Menyadari kedatangan Fu Enshu, orang itu menoleh. Itu adalah Chang Zheng.
Melihat Fu Enshu, ekspresi Chang Zheng tidak berubah.
“Untuk apa kakak murid Chang datang ke sini? Aku sudah tahu masalah tentang murid-muridku. Namun, saat ini ada banyak masalah yang harus ditangani di klan kita. Meskipun kakak murid Chang adalah Ketua Pertama Aula Disiplin, kau seharusnya tidak terlalu mengkhawatirkan hanya satu atau dua orang?” Fu Enshu menatap lurus ke arah Chang Zheng.

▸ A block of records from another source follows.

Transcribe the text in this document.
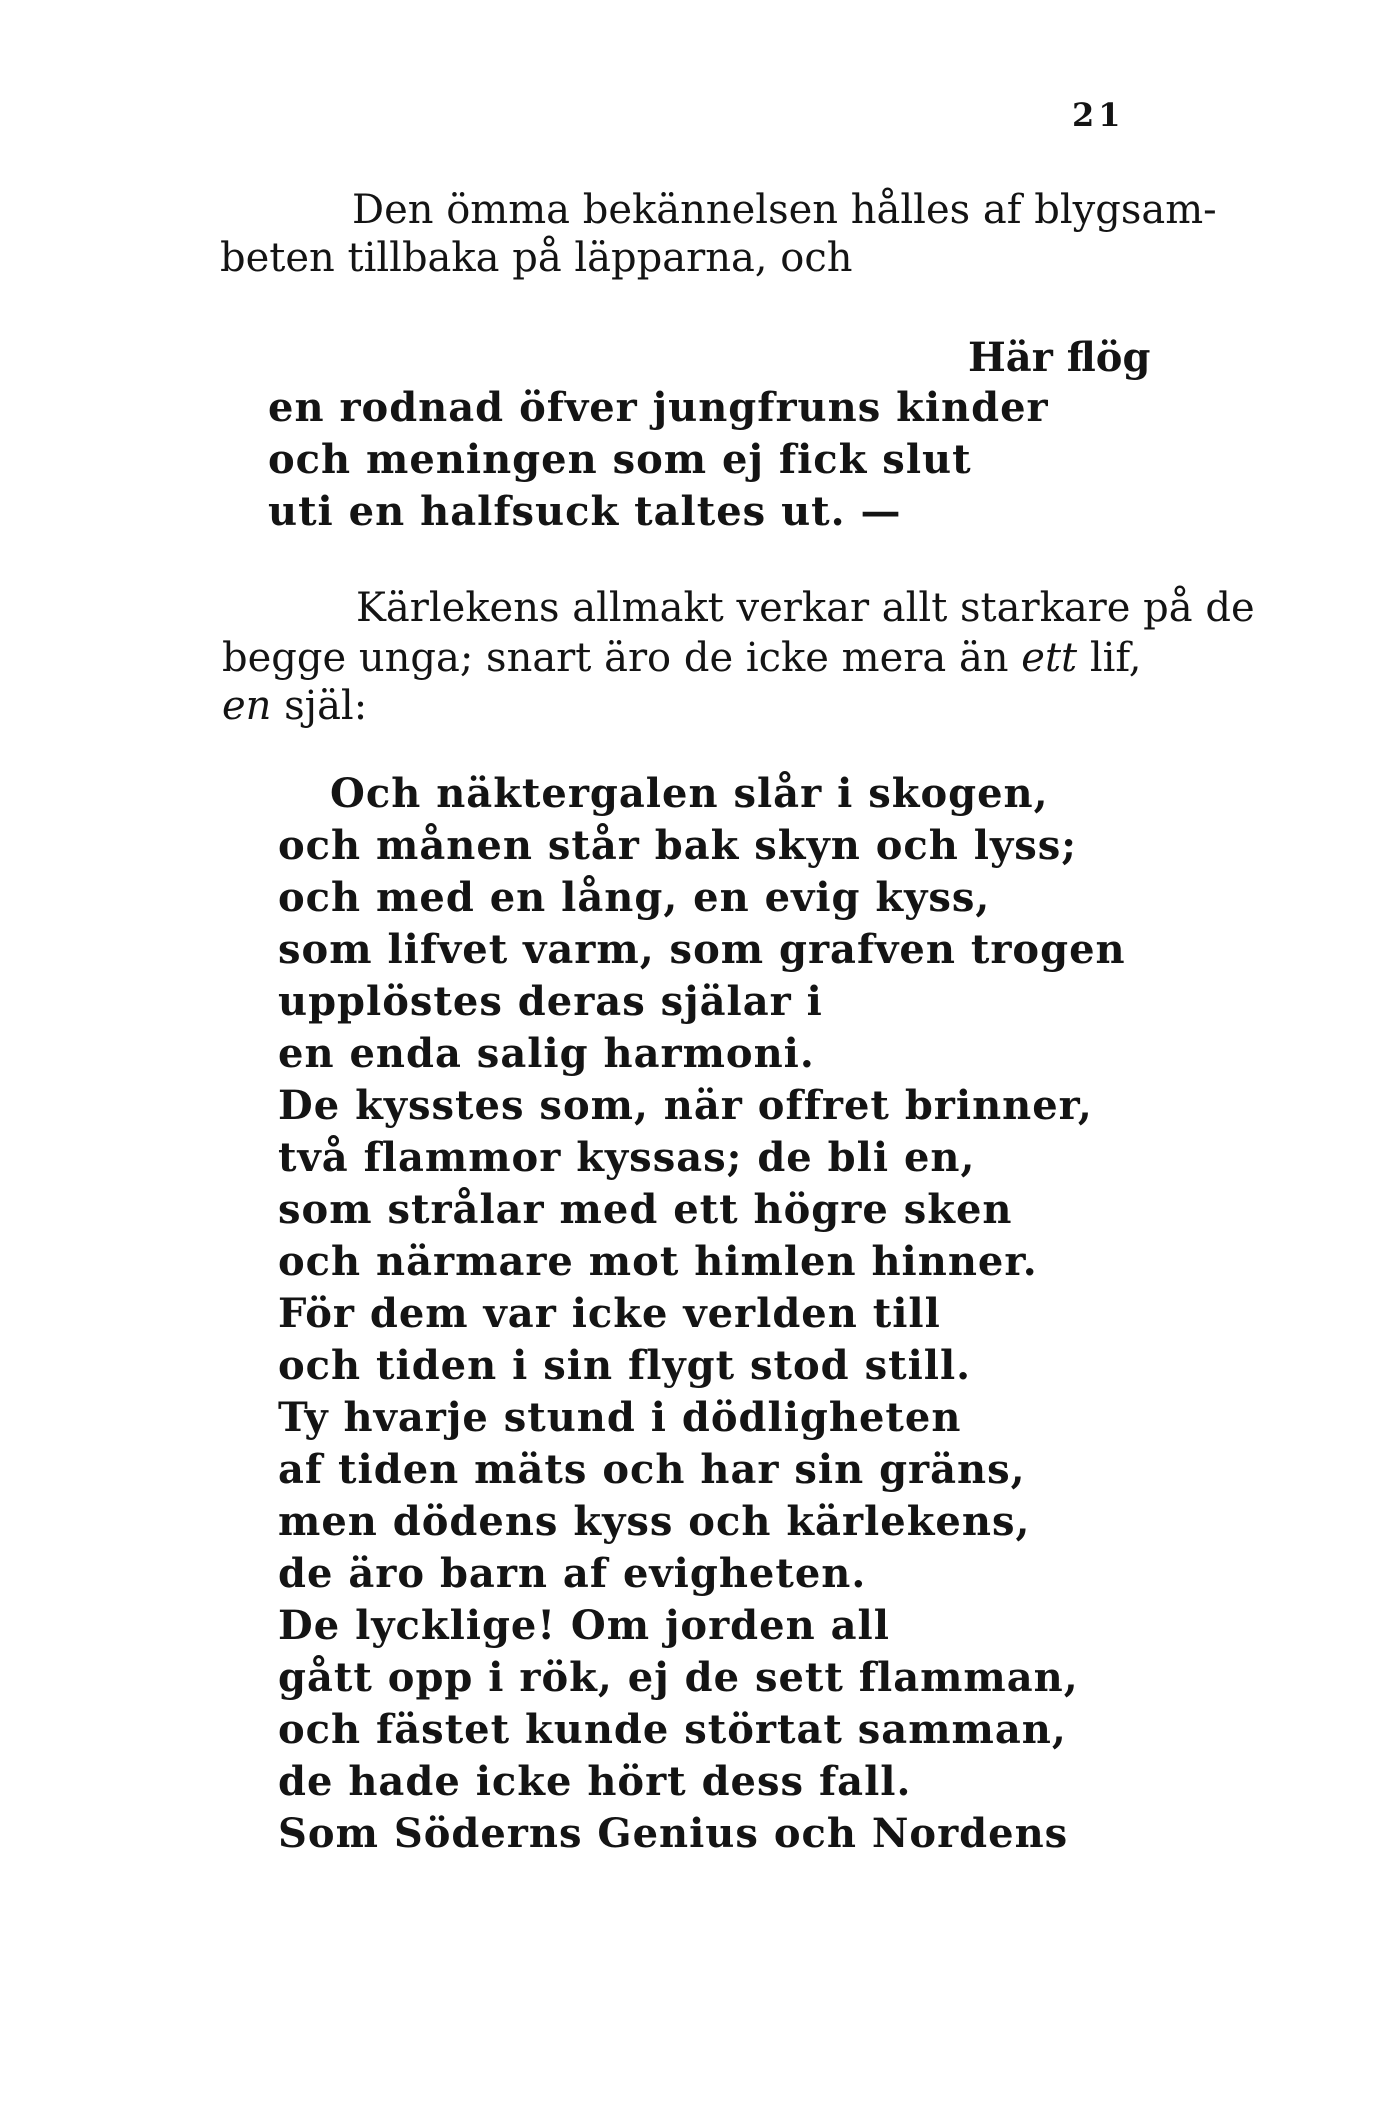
21
Den ömma bekännelsen hålles af blygsam-
beten tillbaka på läpparna, och
Här flög
en rodnad öfver jungfruns kinder
och meningen som ej fick slut
uti en halfsuck taltes ut. —
Kärlekens allmakt verkar allt starkare på de
begge unga; snart äro de icke mera än ett lif,
en själ:
Och näktergalen slår i skogen,
och månen står bak skyn och lyss;
och med en lång, en evig kyss,
som lifvet varm, som grafven trogen
upplöstes deras själar i
en enda salig harmoni.
De kysstes som, när offret brinner,
två flammor kyssas; de bli en,
som strålar med ett högre sken
och närmare mot himlen hinner.
För dem var icke verlden till
och tiden i sin flygt stod still.
Ty hvarje stund i dödligheten
af tiden mäts och har sin gräns,
men dödens kyss och kärlekens,
de äro barn af evigheten.
De lycklige! Om jorden all
gått opp i rök, ej de sett flamman,
och fästet kunde störtat samman,
de hade icke hört dess fall.
Som Söderns Genius och Nordens
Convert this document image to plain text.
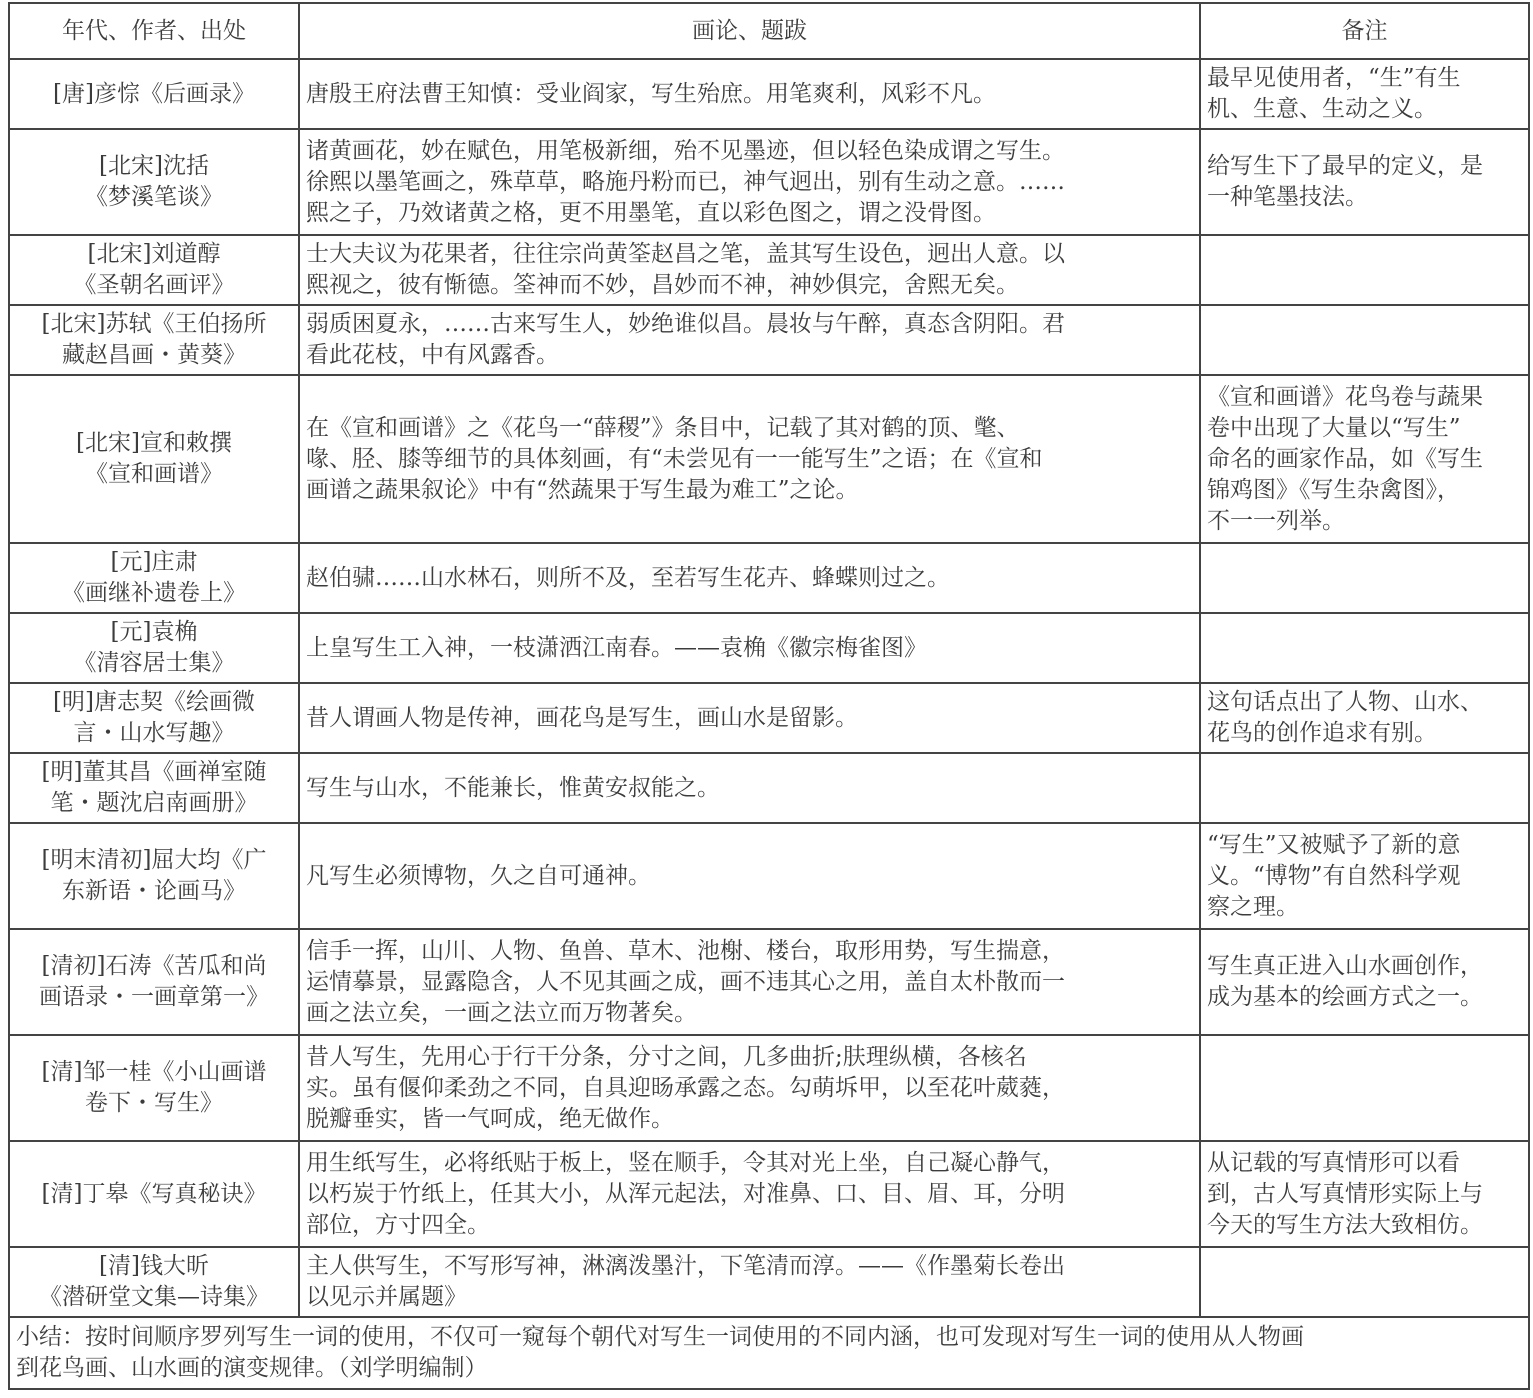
年代、作者、出处	画论、题跋	备注

[唐]彦悰《后画录》	唐殷王府法曹王知慎：受业阎家，写生殆庶。用笔爽利，风彩不凡。	最早见使用者，“生”有生
机、生意、生动之义。

[北宋]沈括
《梦溪笔谈》	诸黄画花，妙在赋色，用笔极新细，殆不见墨迹，但以轻色染成谓之写生。
徐熙以墨笔画之，殊草草，略施丹粉而已，神气迥出，别有生动之意。……
熙之子，乃效诸黄之格，更不用墨笔，直以彩色图之，谓之没骨图。	给写生下了最早的定义，是
一种笔墨技法。

[北宋]刘道醇
《圣朝名画评》	士大夫议为花果者，往往宗尚黄筌赵昌之笔，盖其写生设色，迥出人意。以
熙视之，彼有惭德。筌神而不妙，昌妙而不神，神妙俱完，舍熙无矣。	

[北宋]苏轼《王伯扬所
藏赵昌画・黄葵》	弱质困夏永，……古来写生人，妙绝谁似昌。晨妆与午醉，真态含阴阳。君
看此花枝，中有风露香。	

[北宋]宣和敕撰
《宣和画谱》	在《宣和画谱》之《花鸟一“薛稷”》条目中，记载了其对鹤的顶、氅、
喙、胫、膝等细节的具体刻画，有“未尝见有一一能写生”之语；在《宣和
画谱之蔬果叙论》中有“然蔬果于写生最为难工”之论。	《宣和画谱》花鸟卷与蔬果
卷中出现了大量以“写生”
命名的画家作品，如《写生
锦鸡图》《写生杂禽图》，
不一一列举。

[元]庄肃
《画继补遗卷上》	赵伯骕……山水林石，则所不及，至若写生花卉、蜂蝶则过之。	

[元]袁桷
《清容居士集》	上皇写生工入神，一枝潇洒江南春。——袁桷《徽宗梅雀图》	

[明]唐志契《绘画微
言・山水写趣》	昔人谓画人物是传神，画花鸟是写生，画山水是留影。	这句话点出了人物、山水、
花鸟的创作追求有别。

[明]董其昌《画禅室随
笔・题沈启南画册》	写生与山水，不能兼长，惟黄安叔能之。	

[明末清初]屈大均《广
东新语・论画马》	凡写生必须博物，久之自可通神。	“写生”又被赋予了新的意
义。“博物”有自然科学观
察之理。

[清初]石涛《苦瓜和尚
画语录・一画章第一》	信手一挥，山川、人物、鱼兽、草木、池榭、楼台，取形用势，写生揣意，
运情摹景，显露隐含，人不见其画之成，画不违其心之用，盖自太朴散而一
画之法立矣，一画之法立而万物著矣。	写生真正进入山水画创作，
成为基本的绘画方式之一。

[清]邹一桂《小山画谱
卷下・写生》	昔人写生，先用心于行干分条，分寸之间，几多曲折;肤理纵横，各核名
实。虽有偃仰柔劲之不同，自具迎旸承露之态。勾萌坼甲，以至花叶葳蕤，
脱瓣垂实，皆一气呵成，绝无做作。	

[清]丁皋《写真秘诀》	用生纸写生，必将纸贴于板上，竖在顺手，令其对光上坐，自己凝心静气，
以朽炭于竹纸上，任其大小，从浑元起法，对准鼻、口、目、眉、耳，分明
部位，方寸四全。	从记载的写真情形可以看
到，古人写真情形实际上与
今天的写生方法大致相仿。

[清]钱大昕
《潜研堂文集—诗集》	主人供写生，不写形写神，淋漓泼墨汁，下笔清而淳。——《作墨菊长卷出
以见示并属题》	

小结：按时间顺序罗列写生一词的使用，不仅可一窥每个朝代对写生一词使用的不同内涵，也可发现对写生一词的使用从人物画
到花鸟画、山水画的演变规律。（刘学明编制）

Chang Zheng berkata dengan lembut, “Tadi, Klan Matahari Suci dan anggota Sekte Cahaya Cemerlang dari Dunia di Luar Dunia menyerang Gunung. Meskipun mereka berhasil dihalangi dan ditangani tepat waktu, mereka juga menyebabkan kerusakan signifikan pada klan. Formasi Besar Qi Jernih rusak, dan hanya guncangan susulan dari pertempuran juga menyebabkan kehancuran. Setelah mengawasi daerah ini, saya kebetulan tiba di sini.” “
Dengan selamat dari bahaya besar dan kembali dengan selamat, adik magang Fu, ini memang patut dirayakan. Ini juga dapat membantu kita memecahkan misteri besar di sini.”
Fu Enshu menatap Chang Zheng dengan fokus, “Sebaliknya, saya ragu mengapa masalah ini belum terselesaikan.”
Tatapan Chang Zheng meredup, Tetua Qin tampak seperti sedang merenungkan sesuatu.
Kedua belah pihak sebenarnya terdiam untuk sementara waktu, hanya saling menatap dengan saksama.
Tepat pada saat ini, seekor burung roc besar melayang di cakrawala yang jauh, langsung mendekati Gunung Kepercayaan Luas!
Semua orang terkejut, “Sudah kembali secepat ini?”
Di punggung burung roc yang besar, Yan Zhaoge berdiri dengan tangan di belakang punggungnya, menatap ke bawah ke Gunung Broad Creed di kejauhan.